Welkin took Sky with Mountain Whizz, a carbonated drink. Karl stuffed it into his lip like snuff. Icarus Riley rolled it and smoked it. Joseph Alzarsi needled it, mixed with drinking alcohol, into his main vein. The pilot, Ronny, tongued and chewed it like sugar dust. The plane named Shrike took it through the manifold.
Fifty thousand feet—you can’t go that high in a crop-duster. Thirty below zero—ah, that isn’t cold! Air too thin to breathe at all—with Sky, who needs such included things as air?
Welkin stepped out, and went up, not down. It was a trick she often pulled. She hadn’t much weight; she could always get higher than the rest of them. She went up and up until she disappeared. Then she drifted down again, completely enclosed in a sphere of ice crystal, sparkling inside it and making monkey faces at them.
The wind yelled and barked, and the divers took off. They all went down, soaring and gliding and tumbling; standing still sometimes, it seemed; even rising again a little. They went down to clouds and spread out on them; dark-white clouds with the sun inside them and suffusing them both from above and below. They cracked Welkin’s ice-crystal sphere and she stepped out of it. They ate the thin pieces of it, very cold and brittle and with a tang of ozone. Alzarsi took off his shirt and sunned himself on a cloud.

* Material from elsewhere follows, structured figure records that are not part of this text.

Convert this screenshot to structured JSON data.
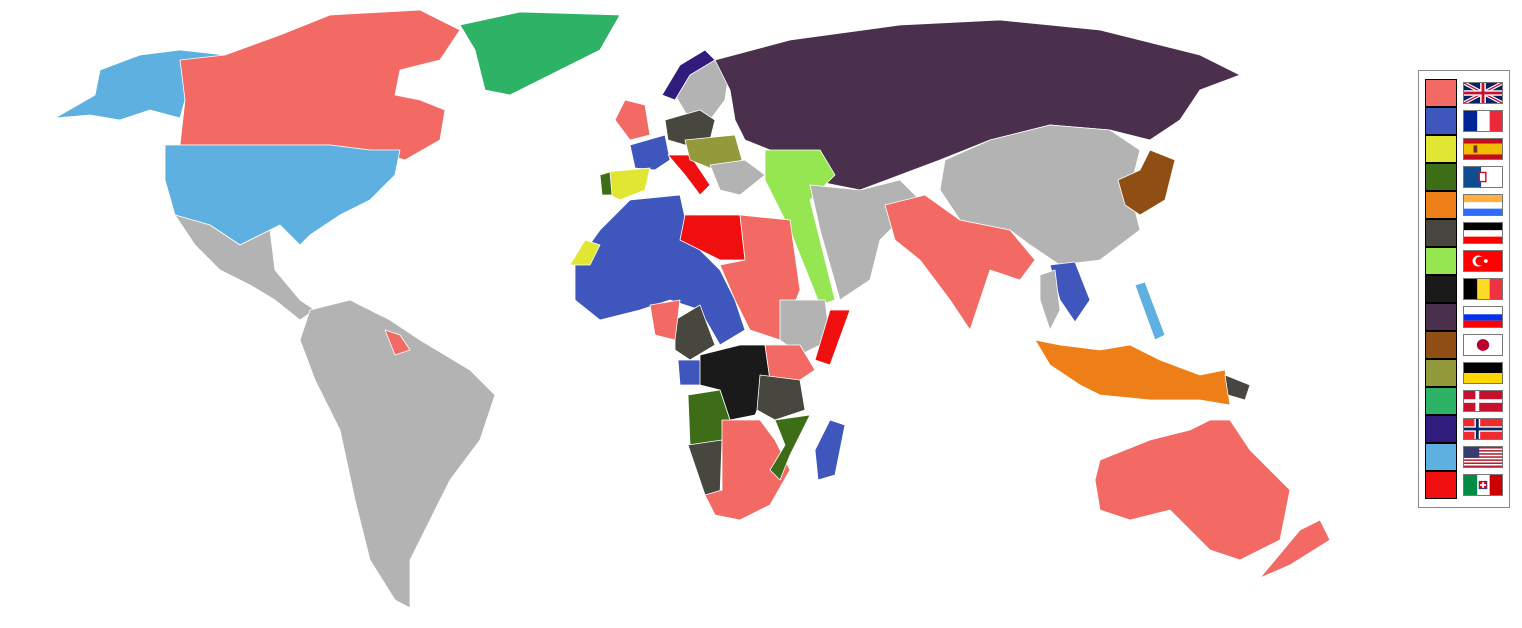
{
  "map": {
    "ocean_color": "#FFFFFF",
    "unclaimed_color": "#B3B3B3"
  },
  "legend": {
    "entries": [
      {
        "color": "#F26A63",
        "flag": "united-kingdom-flag-icon"
      },
      {
        "color": "#3F57BC",
        "flag": "france-flag-icon"
      },
      {
        "color": "#E1E632",
        "flag": "spain-flag-icon"
      },
      {
        "color": "#3D6E17",
        "flag": "portugal-flag-icon"
      },
      {
        "color": "#EE7E17",
        "flag": "netherlands-prinsenvlag-flag-icon"
      },
      {
        "color": "#47473F",
        "flag": "german-empire-flag-icon"
      },
      {
        "color": "#95E650",
        "flag": "ottoman-empire-flag-icon"
      },
      {
        "color": "#1A1A1A",
        "flag": "belgium-flag-icon"
      },
      {
        "color": "#4B304E",
        "flag": "russia-flag-icon"
      },
      {
        "color": "#8F4E14",
        "flag": "japan-flag-icon"
      },
      {
        "color": "#939A3C",
        "flag": "austria-hungary-flag-icon"
      },
      {
        "color": "#2EB266",
        "flag": "denmark-flag-icon"
      },
      {
        "color": "#301C7C",
        "flag": "norway-flag-icon"
      },
      {
        "color": "#5EB0E0",
        "flag": "united-states-flag-icon"
      },
      {
        "color": "#F00F0F",
        "flag": "italy-flag-icon"
      }
    ]
  }
}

“You will burn,” Welkin told him. “Nobody burns so as when sunning himself on a cloud.” That was true.
They sank through the black-whiteness of these clouds and came into the limitless blue concourse with clouds above and below them. It was in this same concourse that Hippodameia used to race her horses, there not being room for such coursers to run on Earth. The clouds below folded up and the clouds above folded down, forming a discrete space.
“We have our own rotundity and sphere here,” said Icarus Riley (these are their Sky-Diver names, not their legal names), “and it is apart from all worlds and bodies. The worlds and bodies do not exist for as long a time as we say that they do not exist. The axis of our present space is its own concord. Therefore, it being in perfect concord, Time stops.”
All their watches had stopped, at least.
“But there is a world below,” said Karl. “It is an abject world, and we can keep it abject forever if we wish. But it has at least a shadowy existence, and later we will let it fill out again in our compassion for lowly things. It is flat, though, and we must insist that it remain flat.”
“This is important,” Joseph said with the deep importance of one on Sky. “So long as our own space is bowed and globed, the world must remain flat or depressed. But the world must not be allowed to bow its back again. We are in danger if it ever does. So long as it is truly flat and abject it cannot crash ourselves to it.”